Kids’ snacks can be healthy — bananas, apples, carrot sticks and hummus — but unfortunately, new research shows that unhealthy, junk food snacking is taking over children’s diets, constituting 27% of total calories consumed. This is bad news for the nation’s childhood obesity trends, with the ranks of overweight kids (17%) continuing to grow.

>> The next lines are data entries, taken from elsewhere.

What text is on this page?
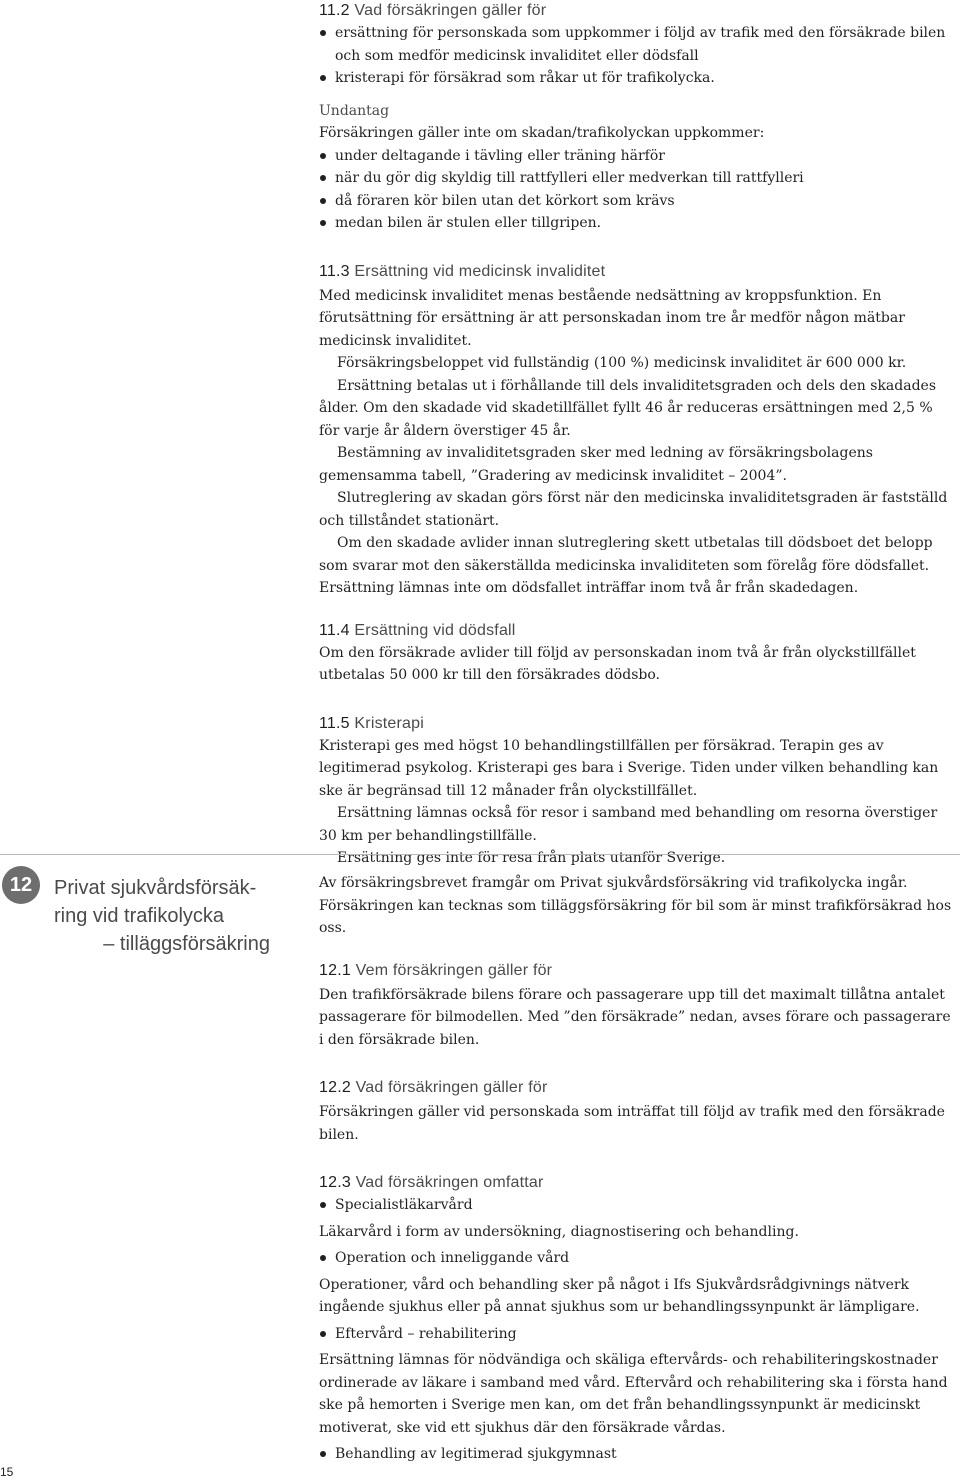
11.2 Vad försäkringen gäller för
ersättning för personskada som uppkommer i följd av trafik med den försäkrade bilen och som medför medicinsk invaliditet eller dödsfall
kristerapi för försäkrad som råkar ut för trafikolycka.
Undantag

Försäkringen gäller inte om skadan/trafikolyckan uppkommer:

under deltagande i tävling eller träning härför
när du gör dig skyldig till rattfylleri eller medverkan till rattfylleri
då föraren kör bilen utan det körkort som krävs
medan bilen är stulen eller tillgripen.
11.3 Ersättning vid medicinsk invaliditet

Med medicinsk invaliditet menas bestående nedsättning av kroppsfunktion. En förutsättning för ersättning är att personskadan inom tre år medför någon mätbar medicinsk invaliditet.

Försäkringsbeloppet vid fullständig (100 %) medicinsk invaliditet är 600 000 kr.

Ersättning betalas ut i förhållande till dels invaliditetsgraden och dels den skadades ålder. Om den skadade vid skadetillfället fyllt 46 år reduceras ersättningen med 2,5 % för varje år åldern överstiger 45 år.

Bestämning av invaliditetsgraden sker med ledning av försäkringsbolagens gemensamma tabell, ”Gradering av medicinsk invaliditet – 2004”.

Slutreglering av skadan görs först när den medicinska invaliditetsgraden är fastställd och tillståndet stationärt.

Om den skadade avlider innan slutreglering skett utbetalas till dödsboet det belopp som svarar mot den säkerställda medicinska invaliditeten som förelåg före dödsfallet. Ersättning lämnas inte om dödsfallet inträffar inom två år från skadedagen.

11.4 Ersättning vid dödsfall

Om den försäkrade avlider till följd av personskadan inom två år från olyckstillfället utbetalas 50 000 kr till den försäkrades dödsbo.

11.5 Kristerapi

Kristerapi ges med högst 10 behandlingstillfällen per försäkrad. Terapin ges av legitimerad psykolog. Kristerapi ges bara i Sverige. Tiden under vilken behandling kan ske är begränsad till 12 månader från olyckstillfället.

Ersättning lämnas också för resor i samband med behandling om resorna överstiger 30 km per behandlingstillfälle.

Ersättning ges inte för resa från plats utanför Sverige.

12	Privat sjukvårdsförsäk-
ring vid trafikolycka
– tilläggsförsäkring

Av försäkringsbrevet framgår om Privat sjukvårdsförsäkring vid trafikolycka ingår. Försäkringen kan tecknas som tilläggsförsäkring för bil som är minst trafikförsäkrad hos oss.

12.1 Vem försäkringen gäller för

Den trafikförsäkrade bilens förare och passagerare upp till det maximalt tillåtna antalet passagerare för bilmodellen. Med ”den försäkrade” nedan, avses förare och passagerare i den försäkrade bilen.

12.2 Vad försäkringen gäller för

Försäkringen gäller vid personskada som inträffat till följd av trafik med den försäkrade bilen.

12.3 Vad försäkringen omfattar
Specialistläkarvård

Läkarvård i form av undersökning, diagnostisering och behandling.

Operation och inneliggande vård

Operationer, vård och behandling sker på något i Ifs Sjukvårdsrådgivnings nätverk ingående sjukhus eller på annat sjukhus som ur behandlingssynpunkt är lämpligare.

Eftervård – rehabilitering

Ersättning lämnas för nödvändiga och skäliga eftervårds- och rehabiliteringskostnader ordinerade av läkare i samband med vård. Eftervård och rehabilitering ska i första hand ske på hemorten i Sverige men kan, om det från behandlingssynpunkt är medicinskt motiverat, ske vid ett sjukhus där den försäkrade vårdas.

Behandling av legitimerad sjukgymnast
15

Looking over dietary intake data for 31,337 kids of various ages over the past three decades, University of North Carolina researchers found that while roughly three-quarters of kids snacked regularly back in the 1970s, now virtually all kids (98%) munch outside of mealtimes. The real bad news is that this universal snacking consists primarily of junk food: chips, crackers, cookies, sweets and soda/sweetened drinks. For teens, this adds up to nearly 700 calories a day — enough to pack on over 70 pounds a year, if not burned off with activity
Excess pounds take a toll on growing bodies, increasing the risk of joint disorders, breathing constriction, emotional difficulties, more earaches — even impaired mental ability and absenteeism. Junk food harms health not just by contributing to obesity: Research suggests that sugar is addictive and may increase kids’ future likelihood of trouble with the law. Junk food consumption is also linked with higher rates of depression — while salty snacks and sodas specifically spike kids’ blood pressure, aging their arterial systems.